Tuesday

Girl's Golf: Learning To Play... In A Ladylike Way


According to Thomas Bendelow, a golf expert interviewed by the New York Times, women don't learn golf as easily as men. 

Women don't learn as easily, he says, because they "are not accustomed to taking regular exercise," and, he adds, "they want to play golf the way they play croquet". (yes... croquet... that's what he said.) "Women don't use their arms," he continued, "they have no use for them above the elbow. That makes it hard for them to learn golf". If this sounds a bit "off" to you... and I really hope it does... it's because it was written in 1898.

I came across it today in the archives of The New York Times. As much as I was turned off by the article's casual acceptance of the limits imposed on women, I've got to admit I was a tiny bit... charmed... by its quaint language and the picture it painted of a society far more naive and innocent than ours. 

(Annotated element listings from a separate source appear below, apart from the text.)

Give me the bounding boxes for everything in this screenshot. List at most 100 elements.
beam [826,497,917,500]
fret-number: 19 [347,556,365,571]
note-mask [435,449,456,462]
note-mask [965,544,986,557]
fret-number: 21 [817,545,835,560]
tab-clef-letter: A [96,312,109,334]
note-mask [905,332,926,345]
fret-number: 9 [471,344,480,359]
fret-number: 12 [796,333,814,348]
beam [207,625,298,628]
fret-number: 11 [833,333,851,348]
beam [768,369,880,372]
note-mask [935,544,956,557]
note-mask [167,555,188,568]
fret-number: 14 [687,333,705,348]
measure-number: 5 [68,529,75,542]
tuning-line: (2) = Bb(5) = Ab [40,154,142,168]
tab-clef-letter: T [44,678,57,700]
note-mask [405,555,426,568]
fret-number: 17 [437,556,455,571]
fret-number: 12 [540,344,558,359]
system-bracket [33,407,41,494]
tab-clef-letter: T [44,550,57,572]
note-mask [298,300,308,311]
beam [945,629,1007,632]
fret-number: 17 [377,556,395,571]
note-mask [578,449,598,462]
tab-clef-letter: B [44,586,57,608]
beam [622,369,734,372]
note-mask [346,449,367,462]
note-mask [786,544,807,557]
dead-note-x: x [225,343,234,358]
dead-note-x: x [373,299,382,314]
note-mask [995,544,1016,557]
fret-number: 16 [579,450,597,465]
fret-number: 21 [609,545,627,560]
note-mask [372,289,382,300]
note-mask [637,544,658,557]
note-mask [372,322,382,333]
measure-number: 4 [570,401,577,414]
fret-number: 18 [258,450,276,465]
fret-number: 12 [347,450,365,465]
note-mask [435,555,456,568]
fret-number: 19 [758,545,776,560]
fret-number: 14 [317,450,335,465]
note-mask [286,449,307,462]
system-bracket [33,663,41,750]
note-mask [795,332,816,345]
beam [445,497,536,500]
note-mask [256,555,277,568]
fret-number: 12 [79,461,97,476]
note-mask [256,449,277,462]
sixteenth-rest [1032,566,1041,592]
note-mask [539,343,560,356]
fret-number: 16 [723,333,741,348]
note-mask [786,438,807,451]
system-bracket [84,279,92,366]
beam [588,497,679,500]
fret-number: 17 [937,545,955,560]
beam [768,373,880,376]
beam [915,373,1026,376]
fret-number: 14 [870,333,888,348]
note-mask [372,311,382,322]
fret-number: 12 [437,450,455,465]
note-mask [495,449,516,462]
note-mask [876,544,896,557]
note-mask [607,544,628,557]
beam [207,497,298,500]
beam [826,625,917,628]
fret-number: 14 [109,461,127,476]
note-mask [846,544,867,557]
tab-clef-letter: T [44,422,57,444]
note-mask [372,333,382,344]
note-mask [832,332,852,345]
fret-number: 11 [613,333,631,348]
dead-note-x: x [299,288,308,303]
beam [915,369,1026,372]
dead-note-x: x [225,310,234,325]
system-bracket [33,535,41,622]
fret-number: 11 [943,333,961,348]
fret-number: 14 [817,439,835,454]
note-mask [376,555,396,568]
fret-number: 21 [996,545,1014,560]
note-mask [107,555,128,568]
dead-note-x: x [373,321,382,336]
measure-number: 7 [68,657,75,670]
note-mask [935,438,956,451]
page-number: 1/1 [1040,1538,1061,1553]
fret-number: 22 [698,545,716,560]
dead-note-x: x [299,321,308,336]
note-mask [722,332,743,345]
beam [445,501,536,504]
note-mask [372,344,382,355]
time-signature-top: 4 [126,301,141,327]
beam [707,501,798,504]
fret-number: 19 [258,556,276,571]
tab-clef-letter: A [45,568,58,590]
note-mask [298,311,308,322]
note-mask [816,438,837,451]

The piece is about a group of girls taking golf lessons during winter in a gymnasium. It talks about "exciting times in which the balls are flying around the big hall in such gay fashion on these cold Winter days". (gay had only one meaning back then, and it wasn't the one most common today). 

In speaking about the small carpeted putting surfaces, the writer explains to his 19th-century readers that, "though indoor golf may not sound very attractive, with a club once in hand, a putting green has a fascination not to be withstood." 

I'd definitely recommend you read the article. It's fun and fascinating and it transports you back through history to that earlier world; a world where long irons were called "cleeks", tees were made of paper and "short skirts" fell just above the ankle.

Not that I'd ever want live in that era, but I like reading about it, and sometimes it even inspires me to act more ladylike...for a couple of minutes.